In the speaker 100 as provided in the present disclosure, the line lead portion 22 of the voice coil 2 is fixed onto the solder pad 6 formed on the membrane 1, with this configuration, when the voice coil 2 drives the membrane 1 to vibrate, the line lead portion 22 would not perform any flexure vibration, this can not only save an internal space of the speaker 100 and enhance miniaturization of the speaker 100, but also protect the line lead portion 22 from colliding with the holder 5 or the membrane 1 as well as from being over-stretched. Therefore, both the sound quality and the reliability of the speaker 100 can be improved.

It is to be understood, however, that even though numerous characteristics and advantages of the present embodiments have been set forth in the foregoing description, together with details of the structures and functions of the embodiments, the disclosure is illustrative only, and changes may be made in detail, especially in matters of shape, size, and arrangement of parts within the principles of the invention to the full extent indicated by the broad general meaning of the terms in which the appended claims are expressed.

Claims

What is claimed is:

1. A speaker, comprising:

a holder;

a yoke received in the holder

and a magnet received in the yoke;

a membrane comprising a conductive silicone portion and a non-conductive silicone portion;

a voice coil connected to the membrane; and

a solder pad integrated with the conductive silicone portion of the membrane by an injection process or a hot pressing process;

wherein the voice coil comprises a coil portion for driving the membrane to vibrate, and a line lead portion lead out from an end of the coil portion, the line lead portion is connected to the solder pad;

the membrane has two opposite long edges, two opposite short edges, and four curved edges, the four curved edges are arranged at four corners of the membrane;

the long edges and the short edges are connected end to end by four curved edges, respectively;

and the conductive silicone portion is connected with an input terminal of the speaker for receiving an electric signal for driving the voice coil.

2. The speaker of claim 1, wherein at least one of the curved edges of the membrane is configured as the conductive silicone portion, the solder pad is arranged on the curved edge configured as the conductive silicone portion, and the long edges and the short edges are configured as the non-conductive silicone portion.

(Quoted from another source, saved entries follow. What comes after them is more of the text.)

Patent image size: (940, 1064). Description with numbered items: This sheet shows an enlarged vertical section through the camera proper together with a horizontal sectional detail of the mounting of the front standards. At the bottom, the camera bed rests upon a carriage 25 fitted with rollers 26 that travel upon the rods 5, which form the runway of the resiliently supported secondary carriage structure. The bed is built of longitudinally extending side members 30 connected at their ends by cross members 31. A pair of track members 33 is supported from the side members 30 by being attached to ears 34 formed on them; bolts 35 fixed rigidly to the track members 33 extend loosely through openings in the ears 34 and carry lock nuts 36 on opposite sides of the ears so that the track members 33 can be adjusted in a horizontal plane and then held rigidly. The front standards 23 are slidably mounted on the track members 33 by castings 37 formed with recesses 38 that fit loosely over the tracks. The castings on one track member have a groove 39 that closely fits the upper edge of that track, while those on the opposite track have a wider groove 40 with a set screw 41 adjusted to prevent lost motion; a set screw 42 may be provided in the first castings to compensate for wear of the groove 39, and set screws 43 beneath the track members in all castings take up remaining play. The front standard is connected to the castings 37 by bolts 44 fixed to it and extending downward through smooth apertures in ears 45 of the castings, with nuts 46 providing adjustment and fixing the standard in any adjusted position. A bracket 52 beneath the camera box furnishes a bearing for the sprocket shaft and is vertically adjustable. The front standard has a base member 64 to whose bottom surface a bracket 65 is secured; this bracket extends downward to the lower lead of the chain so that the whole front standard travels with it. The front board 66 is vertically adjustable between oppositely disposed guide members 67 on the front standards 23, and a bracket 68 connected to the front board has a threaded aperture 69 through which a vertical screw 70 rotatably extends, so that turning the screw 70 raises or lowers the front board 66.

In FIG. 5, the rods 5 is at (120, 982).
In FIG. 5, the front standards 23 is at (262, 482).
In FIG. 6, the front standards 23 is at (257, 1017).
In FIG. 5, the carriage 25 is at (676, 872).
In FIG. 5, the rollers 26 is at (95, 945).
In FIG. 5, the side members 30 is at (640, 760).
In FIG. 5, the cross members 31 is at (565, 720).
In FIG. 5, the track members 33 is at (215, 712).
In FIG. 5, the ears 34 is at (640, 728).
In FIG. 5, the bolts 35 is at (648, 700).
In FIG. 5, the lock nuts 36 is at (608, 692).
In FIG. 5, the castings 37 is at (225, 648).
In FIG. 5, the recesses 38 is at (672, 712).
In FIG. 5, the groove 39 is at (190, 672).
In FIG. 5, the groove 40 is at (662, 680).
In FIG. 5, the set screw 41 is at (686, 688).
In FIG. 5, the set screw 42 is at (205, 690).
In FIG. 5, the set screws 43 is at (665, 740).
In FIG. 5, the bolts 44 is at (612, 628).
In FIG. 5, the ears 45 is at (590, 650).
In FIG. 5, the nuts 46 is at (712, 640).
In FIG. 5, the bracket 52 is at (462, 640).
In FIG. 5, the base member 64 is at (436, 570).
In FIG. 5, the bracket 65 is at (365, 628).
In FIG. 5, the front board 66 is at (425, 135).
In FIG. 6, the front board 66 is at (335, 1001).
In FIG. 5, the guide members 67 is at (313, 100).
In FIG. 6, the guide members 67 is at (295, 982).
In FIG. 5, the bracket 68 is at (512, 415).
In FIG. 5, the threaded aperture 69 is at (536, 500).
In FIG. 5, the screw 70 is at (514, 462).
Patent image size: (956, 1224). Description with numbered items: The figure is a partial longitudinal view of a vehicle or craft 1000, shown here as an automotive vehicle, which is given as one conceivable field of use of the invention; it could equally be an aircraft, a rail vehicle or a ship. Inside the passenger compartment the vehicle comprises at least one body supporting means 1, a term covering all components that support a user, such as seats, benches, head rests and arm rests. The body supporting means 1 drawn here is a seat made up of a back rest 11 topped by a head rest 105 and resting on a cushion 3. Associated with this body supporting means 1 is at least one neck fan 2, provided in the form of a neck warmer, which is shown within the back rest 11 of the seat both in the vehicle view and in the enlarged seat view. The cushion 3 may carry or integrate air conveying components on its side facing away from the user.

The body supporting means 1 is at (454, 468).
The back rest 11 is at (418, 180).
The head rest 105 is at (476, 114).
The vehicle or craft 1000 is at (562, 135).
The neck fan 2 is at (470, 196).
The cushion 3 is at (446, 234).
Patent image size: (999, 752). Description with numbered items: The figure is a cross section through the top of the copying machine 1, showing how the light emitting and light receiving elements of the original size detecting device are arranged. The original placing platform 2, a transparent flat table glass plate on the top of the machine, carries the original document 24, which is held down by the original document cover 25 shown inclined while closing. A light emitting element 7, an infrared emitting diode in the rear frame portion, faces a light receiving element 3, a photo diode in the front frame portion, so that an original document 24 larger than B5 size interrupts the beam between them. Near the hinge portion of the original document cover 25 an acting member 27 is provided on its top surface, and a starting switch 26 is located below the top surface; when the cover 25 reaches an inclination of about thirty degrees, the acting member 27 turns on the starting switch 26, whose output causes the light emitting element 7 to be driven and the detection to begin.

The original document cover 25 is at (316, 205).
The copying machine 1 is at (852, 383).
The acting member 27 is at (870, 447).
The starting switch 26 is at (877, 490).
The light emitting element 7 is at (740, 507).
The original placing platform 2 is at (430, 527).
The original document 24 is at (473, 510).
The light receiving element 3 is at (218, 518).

3. The speaker of claim 1, wherein at least one of the long edges or the short edges of the membrane is configured as the conductive silicone portion; the solder pad is arranged on the long edge or the short edge configured as the conductive silicone portion, the curved edges are configured as the non-conductive silicone portion.

4. The speaker of claim 1, wherein the conductive silicone portion and the non-conductive silicone portion of the membrane are formed by a same integrated injection molding process.

5. The speaker of claim 1, wherein the conductive silicone portion and the non-conductive silicone portion of the membrane are formed by two independent injection molding processes respectively.

6. The speaker of claim 1, wherein the conductive silicone portion is configured at one or more of the long edges, the short edges and the curved edges.

7. The speaker of claim 6, wherein a main body of the membrane serves as the conductive silicone portion, and a gap formed at the main body by non-conductive silicone serves as the non-conductive silicone portion to provide electrical insulation.